Pair meet on Net, then die here in suicide pact

by Philip Mascoll

A relationship that started on the Internet has ended in a double suicide.

The pair met in cyberspace but saw each other for the first time just two days before their deaths in a downtown Toronto hotel.

A Chicago man and a 21-year-old man from Orillia were found dead just after 5 p.m. Sunday at the Howard Johnson Hotel at Carlton and Yonge Sts., said Metro police Sergeant Nigel Fontaine.

The pair used a "suicide chat room" on the Internet, where they also got a recipe for the deadly cocktail of drugs used in the double suicide, he said.

Officers were checking the pair's computer files and e-mail.

During an autopsy yesterday, pathologists and Metro police discovered the Chicago man was undergoing a sex change.
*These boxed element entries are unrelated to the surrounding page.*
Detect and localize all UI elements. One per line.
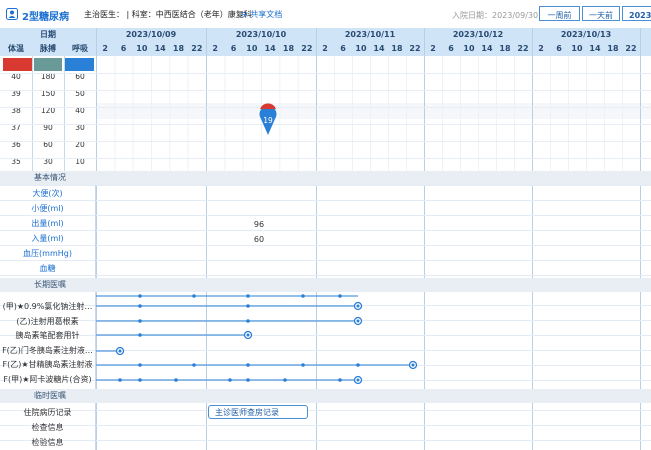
order-dose-dot — [138, 319, 142, 323]
section-long-term: 长期医嘱 — [0, 278, 651, 292]
basic-row-label: 出量(ml) — [31, 219, 64, 228]
temp-row-label: 检验信息 — [31, 438, 64, 447]
order-dose-dot — [246, 294, 250, 298]
order-dose-dot — [174, 378, 178, 382]
order-dose-dot — [338, 294, 342, 298]
order-dose-dot — [192, 363, 196, 367]
order-row-label[interactable]: F(乙)★甘精胰岛素注射液 — [0, 358, 95, 372]
order-row-label[interactable]: (甲)★0.9%氯化钠注射… — [0, 300, 95, 314]
section-basic: 基本情况 — [0, 171, 651, 185]
output-value: 96 — [253, 220, 265, 229]
prev-day-button[interactable]: 一天前 — [582, 6, 620, 21]
order-end-marker-core — [118, 349, 122, 353]
basic-row-label: 小便(ml) — [31, 204, 64, 213]
temp-row-label: 住院病历记录 — [23, 408, 72, 417]
order-dose-dot — [138, 294, 142, 298]
temp-row-label: 检查信息 — [31, 423, 64, 432]
intake-value: 60 — [253, 235, 265, 244]
basic-row-label: 大便(次) — [32, 189, 63, 198]
order-dose-dot — [138, 378, 142, 382]
basic-row-label: 入量(ml) — [31, 234, 64, 243]
order-row-label[interactable]: (乙)注射用葛根素 — [0, 315, 95, 329]
order-dose-dot — [138, 304, 142, 308]
order-dose-dot — [246, 304, 250, 308]
order-end-marker-core — [356, 378, 360, 382]
order-dose-dot — [283, 378, 287, 382]
doctor-dept: 主治医生： | 科室：中西医结合（老年）康复科 — [84, 10, 252, 19]
share-doc-link[interactable]: ⊖ 共享文档 — [241, 9, 282, 20]
order-dose-dot — [138, 363, 142, 367]
admit-date: 入院日期：2023/09/30 — [452, 11, 539, 20]
order-row-label[interactable]: F(甲)★阿卡波糖片(合资) — [0, 373, 95, 387]
attending-round-record-tag[interactable]: 主诊医师查房记录 — [208, 405, 308, 419]
order-dose-dot — [246, 378, 250, 382]
order-row-label[interactable]: F(乙)门冬胰岛素注射液… — [0, 344, 95, 358]
order-dose-dot — [301, 363, 305, 367]
marker-label: 19 — [263, 116, 273, 125]
order-end-marker-core — [411, 363, 415, 367]
basic-row-label: 血糖 — [39, 264, 56, 273]
order-dose-dot — [356, 363, 360, 367]
section-temporary: 临时医嘱 — [0, 389, 651, 403]
order-end-marker-core — [246, 333, 250, 337]
user-icon — [6, 8, 18, 20]
order-row-label[interactable]: 胰岛素笔配套用针 — [0, 329, 95, 343]
basic-row-label: 血压(mmHg) — [23, 249, 72, 258]
order-dose-dot — [138, 333, 142, 337]
top-bar: 2型糖尿病 主治医生： | 科室：中西医结合（老年）康复科 ⊖ 共享文档 入院日… — [0, 0, 651, 29]
order-dose-dot — [301, 294, 305, 298]
order-dose-dot — [338, 378, 342, 382]
order-end-marker-core — [356, 304, 360, 308]
normal-band — [96, 103, 651, 119]
diagnosis-title: 2型糖尿病 — [22, 12, 69, 23]
order-dose-dot — [228, 378, 232, 382]
temperature-chart-grid: 日期 2023/10/09 2023/10/10 2023/10/11 2023… — [0, 28, 651, 450]
order-dose-dot — [246, 363, 250, 367]
order-end-marker-core — [356, 319, 360, 323]
vital-marker[interactable]: 19 — [258, 99, 278, 135]
prev-week-button[interactable]: 一周前 — [539, 6, 580, 21]
order-dose-dot — [246, 319, 250, 323]
order-dose-dot — [192, 294, 196, 298]
year-button[interactable]: 2023 — [622, 6, 651, 21]
order-dose-dot — [118, 378, 122, 382]
chart-lines — [0, 28, 651, 450]
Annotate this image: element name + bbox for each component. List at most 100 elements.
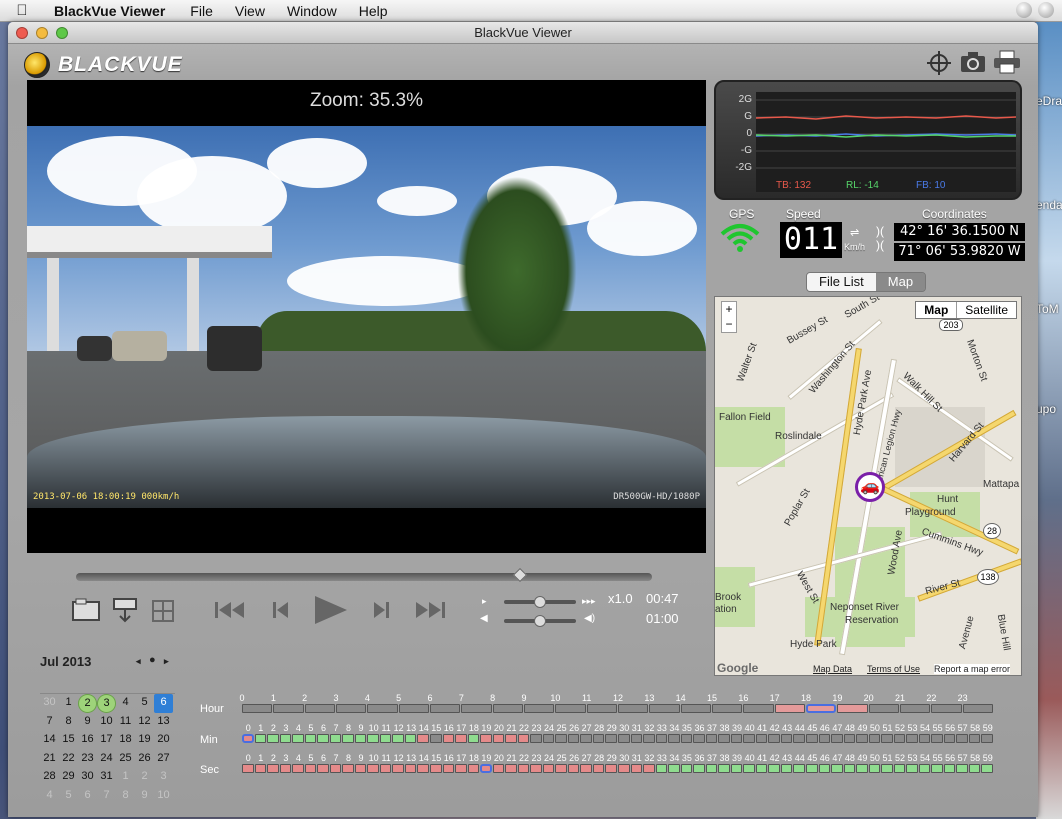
sec-segment[interactable] — [592, 764, 605, 773]
calendar-day[interactable]: 5 — [59, 787, 78, 806]
min-segment[interactable] — [317, 734, 329, 743]
calendar-day[interactable]: 30 — [40, 694, 59, 713]
calendar-day[interactable]: 3 — [97, 694, 116, 713]
min-segment[interactable] — [730, 734, 743, 743]
step-forward-icon[interactable] — [372, 600, 390, 626]
min-segment[interactable] — [806, 734, 818, 743]
camera-icon[interactable] — [959, 50, 987, 76]
min-segment[interactable] — [304, 734, 317, 743]
calendar-day[interactable]: 27 — [154, 750, 173, 769]
crosshair-icon[interactable] — [925, 50, 953, 76]
min-segment[interactable] — [492, 734, 505, 743]
speed-toggle-icon[interactable]: ⇌ — [850, 226, 859, 239]
min-segment[interactable] — [630, 734, 643, 743]
min-segment[interactable] — [755, 734, 768, 743]
sec-segment[interactable] — [567, 764, 580, 773]
timeline-second-row[interactable]: 0 1 2 3 4 5 6 7 8 9 10 11 12 13 14 15 16 17 18 19 20 21 22 23 24… — [242, 753, 994, 776]
min-segment[interactable] — [768, 734, 780, 743]
min-segment[interactable] — [342, 734, 354, 743]
calendar-day[interactable]: 21 — [40, 750, 59, 769]
map-data-link[interactable]: Map Data — [813, 664, 852, 674]
sec-segment[interactable] — [342, 764, 354, 773]
min-segment[interactable] — [292, 734, 304, 743]
min-segment[interactable] — [592, 734, 605, 743]
menu-help[interactable]: Help — [348, 3, 399, 19]
sec-segment[interactable] — [517, 764, 530, 773]
sec-segment[interactable] — [492, 764, 505, 773]
sec-segment[interactable] — [455, 764, 467, 773]
calendar-day[interactable]: 1 — [116, 768, 135, 787]
calendar-day[interactable]: 15 — [59, 731, 78, 750]
sec-segment[interactable] — [705, 764, 718, 773]
hour-segment[interactable] — [555, 704, 586, 713]
hour-segment[interactable] — [461, 704, 492, 713]
hour-segment[interactable] — [837, 704, 868, 713]
min-segment[interactable] — [655, 734, 668, 743]
calendar-day[interactable]: 16 — [78, 731, 97, 750]
calendar-day[interactable]: 8 — [116, 787, 135, 806]
hour-segment[interactable] — [649, 704, 680, 713]
min-segment[interactable] — [705, 734, 718, 743]
min-segment[interactable] — [918, 734, 931, 743]
calendar-day[interactable]: 10 — [97, 713, 116, 732]
sec-segment[interactable] — [806, 764, 818, 773]
sec-segment[interactable] — [417, 764, 429, 773]
sec-segment[interactable] — [304, 764, 317, 773]
grid-view-icon[interactable] — [151, 599, 175, 629]
min-segment[interactable] — [517, 734, 530, 743]
sec-segment[interactable] — [404, 764, 417, 773]
calendar-day[interactable]: 17 — [97, 731, 116, 750]
min-segment[interactable] — [643, 734, 655, 743]
calendar-day[interactable]: 11 — [116, 713, 135, 732]
min-segment[interactable] — [279, 734, 292, 743]
min-segment[interactable] — [505, 734, 517, 743]
min-segment[interactable] — [404, 734, 417, 743]
sec-segment[interactable] — [267, 764, 279, 773]
hour-segment[interactable] — [900, 704, 931, 713]
video-player[interactable]: Zoom: 35.3% 2013-07-06 18:00:19 000km/h … — [27, 80, 706, 553]
hour-segment[interactable] — [806, 704, 837, 713]
sec-segment[interactable] — [254, 764, 267, 773]
gps-map[interactable]: + − Map Satellite Bussey St South St Wal… — [714, 296, 1022, 676]
calendar-day[interactable]: 3 — [154, 768, 173, 787]
min-segment[interactable] — [693, 734, 705, 743]
sec-segment[interactable] — [968, 764, 981, 773]
play-icon[interactable] — [313, 595, 349, 631]
min-segment[interactable] — [968, 734, 981, 743]
min-segment[interactable] — [329, 734, 342, 743]
hour-segment[interactable] — [586, 704, 617, 713]
min-segment[interactable] — [417, 734, 429, 743]
next-file-icon[interactable] — [414, 600, 446, 626]
min-segment[interactable] — [442, 734, 455, 743]
sec-segment[interactable] — [317, 764, 329, 773]
min-segment[interactable] — [856, 734, 868, 743]
map-type-satellite-button[interactable]: Satellite — [957, 302, 1016, 318]
min-segment[interactable] — [430, 734, 442, 743]
sec-segment[interactable] — [906, 764, 918, 773]
min-segment[interactable] — [793, 734, 805, 743]
calendar-day[interactable]: 14 — [40, 731, 59, 750]
sec-segment[interactable] — [943, 764, 956, 773]
volume-slider[interactable] — [504, 615, 576, 627]
min-segment[interactable] — [480, 734, 492, 743]
min-segment[interactable] — [931, 734, 943, 743]
sec-segment[interactable] — [630, 764, 643, 773]
step-back-icon[interactable] — [272, 600, 290, 626]
sec-segment[interactable] — [580, 764, 592, 773]
min-segment[interactable] — [354, 734, 367, 743]
min-segment[interactable] — [743, 734, 755, 743]
sec-segment[interactable] — [793, 764, 805, 773]
calendar-day[interactable]: 12 — [135, 713, 154, 732]
map-zoom-in-button[interactable]: + — [722, 302, 736, 317]
sec-segment[interactable] — [279, 764, 292, 773]
calendar-day[interactable]: 9 — [78, 713, 97, 732]
sec-segment[interactable] — [530, 764, 542, 773]
min-segment[interactable] — [956, 734, 968, 743]
sec-segment[interactable] — [893, 764, 906, 773]
sec-segment[interactable] — [442, 764, 455, 773]
terms-link[interactable]: Terms of Use — [867, 664, 920, 674]
hour-segment[interactable] — [931, 704, 962, 713]
hour-segment[interactable] — [242, 704, 273, 713]
sec-segment[interactable] — [768, 764, 780, 773]
calendar-day[interactable]: 29 — [59, 768, 78, 787]
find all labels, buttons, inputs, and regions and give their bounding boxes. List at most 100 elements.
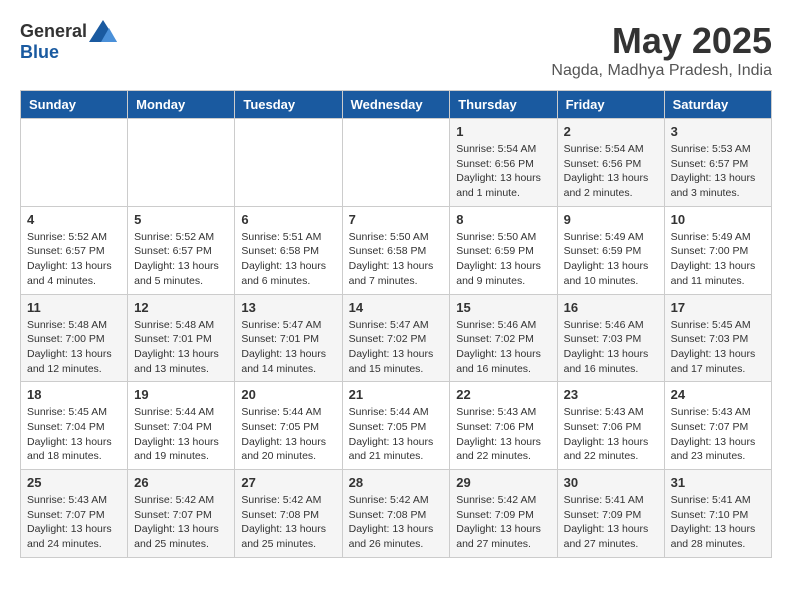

Investigators in Metro have discovered through interviews with the Orillia man's family and through notes found in the hotel room that the couple started a relationship on the Net "two or three months ago", Fontaine said.

The Orillia man was obsessed with computers and spent hours on the Internet, his brother said.

He had been depressed for about two years and had attempted to kill himself before.

On Friday, the pair met for the first time in Toronto and booked into the hotel about 5:30 p.m.

Fontaine said as far as police can determine the pair spent "normal Friday and Saturday evenings".

Police are still trying to trace their movements.

"The room was cleaned and made up on Saturday afternoon at about 5:30 (p.m.) and there were no indications that anything was wrong.

"However on Sunday, when a staffer went to clean the room, the door was double bolted", he said.

The staffer called management and a bolt cutter was used.

Fontaine said the pair were lying hand in hand with soft music playing.

"There were some writings in the room and pills, medication", Fontaine said.

Police monitor the Internet for such things as hate literature and pornography but not suicide, he said.

"Suicide is not an crime", he said.

"It's a tragedy, very sad, that these people were not able to get help."

Police are waiting for toxicology tests to determine what drugs were used, said Sergeant Marilyn McGann.

Neville Twine of the Canadian Association for Suicide Prevention said the Internet, "as an uncontrollable medium, is a serious issue".

It can be "a breeding ground for suicidal ideas with little or no way of either monitoring or preventing the act", he said.

"It brings people together in an anonymous way to talk about various ways to deal with the issue of suicide and their own pain."

The association will today open a new website - - designed to deal with suicide in an on-line world.

Neville is unsure just how effective the website will be.